In recent years both my parents and my father-in-law have died in their
own homes. Our experience was of district nurses of incredible kindness
and professionalism working with the general practitioners and palliative
care service, as well as community health services providing home loans
and pharmacists ready to dispense at the drop of a hat. But this does not
always happen. All too often healthcare professionals still regard death
as a failure or simply fail to recognise that a patient is actually dying.
As a congregational rabbi I often saw unnecessary suffering and terrible
distress for family members and friends who loved the person concerned.
For people dying of something other than cancer, care was often patchy,
poor, and ill coordinated.
Ellershaw and Ward make an eloquent plea for the best care to be available
for everyonenot only for cancer patients and not only for patients who are
under the care of a specialist palliative care team. That must be right.

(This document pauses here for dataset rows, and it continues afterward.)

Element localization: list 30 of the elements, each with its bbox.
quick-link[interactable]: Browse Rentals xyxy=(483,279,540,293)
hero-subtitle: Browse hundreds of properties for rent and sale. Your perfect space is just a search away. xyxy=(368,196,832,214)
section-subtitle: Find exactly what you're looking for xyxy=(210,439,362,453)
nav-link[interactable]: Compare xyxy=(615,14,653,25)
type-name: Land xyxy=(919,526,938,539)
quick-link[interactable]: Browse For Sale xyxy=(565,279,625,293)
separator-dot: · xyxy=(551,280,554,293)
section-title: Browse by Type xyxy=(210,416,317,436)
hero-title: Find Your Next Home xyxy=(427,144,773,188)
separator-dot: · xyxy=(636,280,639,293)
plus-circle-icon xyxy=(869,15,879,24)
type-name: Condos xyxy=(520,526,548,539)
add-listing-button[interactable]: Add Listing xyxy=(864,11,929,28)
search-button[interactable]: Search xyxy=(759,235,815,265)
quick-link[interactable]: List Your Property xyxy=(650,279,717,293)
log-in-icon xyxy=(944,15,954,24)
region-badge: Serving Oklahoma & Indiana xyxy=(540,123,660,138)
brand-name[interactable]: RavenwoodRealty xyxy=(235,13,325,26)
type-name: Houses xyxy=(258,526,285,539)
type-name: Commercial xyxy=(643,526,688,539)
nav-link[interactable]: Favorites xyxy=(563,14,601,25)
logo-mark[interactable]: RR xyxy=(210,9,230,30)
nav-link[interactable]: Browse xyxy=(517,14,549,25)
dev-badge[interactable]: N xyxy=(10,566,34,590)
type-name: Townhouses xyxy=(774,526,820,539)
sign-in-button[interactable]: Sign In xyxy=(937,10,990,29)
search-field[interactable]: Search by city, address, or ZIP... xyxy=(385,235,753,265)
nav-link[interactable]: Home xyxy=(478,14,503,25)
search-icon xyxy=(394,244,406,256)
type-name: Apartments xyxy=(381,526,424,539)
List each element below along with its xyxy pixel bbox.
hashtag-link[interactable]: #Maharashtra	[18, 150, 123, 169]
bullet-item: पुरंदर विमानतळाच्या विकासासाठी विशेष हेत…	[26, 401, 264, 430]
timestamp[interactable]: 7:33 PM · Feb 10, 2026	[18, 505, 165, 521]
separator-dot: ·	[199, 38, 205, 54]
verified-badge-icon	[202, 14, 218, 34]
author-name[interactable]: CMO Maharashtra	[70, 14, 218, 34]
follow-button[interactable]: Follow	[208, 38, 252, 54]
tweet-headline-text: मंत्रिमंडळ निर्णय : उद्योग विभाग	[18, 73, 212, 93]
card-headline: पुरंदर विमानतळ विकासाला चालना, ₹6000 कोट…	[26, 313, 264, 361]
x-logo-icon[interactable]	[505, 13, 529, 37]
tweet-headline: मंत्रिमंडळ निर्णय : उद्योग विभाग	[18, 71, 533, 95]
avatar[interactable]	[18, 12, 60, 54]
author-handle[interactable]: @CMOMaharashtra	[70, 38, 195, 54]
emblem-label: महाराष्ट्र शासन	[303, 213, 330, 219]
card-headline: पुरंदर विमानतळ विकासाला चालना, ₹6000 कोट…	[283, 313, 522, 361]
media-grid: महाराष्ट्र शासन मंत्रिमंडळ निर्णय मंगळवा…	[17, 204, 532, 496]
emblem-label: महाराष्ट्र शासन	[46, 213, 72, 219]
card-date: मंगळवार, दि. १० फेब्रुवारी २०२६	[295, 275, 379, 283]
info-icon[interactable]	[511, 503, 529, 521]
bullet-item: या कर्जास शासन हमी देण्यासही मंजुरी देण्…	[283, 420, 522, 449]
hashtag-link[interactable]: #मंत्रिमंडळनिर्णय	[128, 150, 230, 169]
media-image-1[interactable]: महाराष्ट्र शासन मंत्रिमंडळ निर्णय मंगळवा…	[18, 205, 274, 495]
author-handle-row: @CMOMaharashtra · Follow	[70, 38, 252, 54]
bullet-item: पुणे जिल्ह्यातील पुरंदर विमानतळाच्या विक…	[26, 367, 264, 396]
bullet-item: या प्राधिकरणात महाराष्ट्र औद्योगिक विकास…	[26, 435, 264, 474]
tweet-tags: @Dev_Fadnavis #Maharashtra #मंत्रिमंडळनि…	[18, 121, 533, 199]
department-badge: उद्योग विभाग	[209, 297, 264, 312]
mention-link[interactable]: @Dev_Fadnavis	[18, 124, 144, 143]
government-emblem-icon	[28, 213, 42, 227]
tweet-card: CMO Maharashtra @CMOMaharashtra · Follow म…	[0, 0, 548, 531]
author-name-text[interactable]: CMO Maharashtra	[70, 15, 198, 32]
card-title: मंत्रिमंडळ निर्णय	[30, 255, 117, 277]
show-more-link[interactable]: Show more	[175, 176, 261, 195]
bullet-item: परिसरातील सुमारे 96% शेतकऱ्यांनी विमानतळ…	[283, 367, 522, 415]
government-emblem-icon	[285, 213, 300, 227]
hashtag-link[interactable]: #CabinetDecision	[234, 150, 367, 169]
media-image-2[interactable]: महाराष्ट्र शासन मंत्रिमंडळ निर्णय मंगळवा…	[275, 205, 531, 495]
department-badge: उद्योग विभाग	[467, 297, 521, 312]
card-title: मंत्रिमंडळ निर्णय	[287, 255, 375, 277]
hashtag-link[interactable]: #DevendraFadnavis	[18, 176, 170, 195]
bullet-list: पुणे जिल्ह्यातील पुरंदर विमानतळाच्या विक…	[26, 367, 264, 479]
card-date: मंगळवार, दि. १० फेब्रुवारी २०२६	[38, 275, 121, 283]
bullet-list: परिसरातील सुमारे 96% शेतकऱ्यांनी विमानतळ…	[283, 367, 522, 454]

My father, after a long history of coronary disease, had precisely the
heart failure that this paper discusses. He was lucky; the care was
superb, both in hospital and at home. We were supported throughout, as the
health professionals carried out a mixture of tasks, irrespective of their
personal roles, so that my father could be as comfortable and as happy as
possible.
Nothing can prepare a young doctor, nurse, or rabbi for facing people
whose death is imminent, and their families, and realising that it is in
their power to make a huge difference. Nor can professional education
convey adequately just how important it is for individuals, both at the
time and afterwards, to go through the death of someone they love feeling
that they are experiencing a "good death." My personal experience of the
past few years has taught me that those last few days colour one's
memories permanently. The pain of loss is still immense, but to feel that
everything that could have been done was done, that those who cared did so
with knowledge, professionalism, devotion, and even love, and that the
person died without pain, comfortably, with those they loved around them,
is to feel immense gratitude and a curious humility. I now know that
superb care is possible within our often stretched NHS. What I do not
understand is why it is not available for everybody alike, at home or in a
hospice, nursing home, or hospital. Nor do I understand why we do not
celebrate the fact that we can, at best, provide a "good death"
wonderfully well in this country, perhaps better than anywhere else.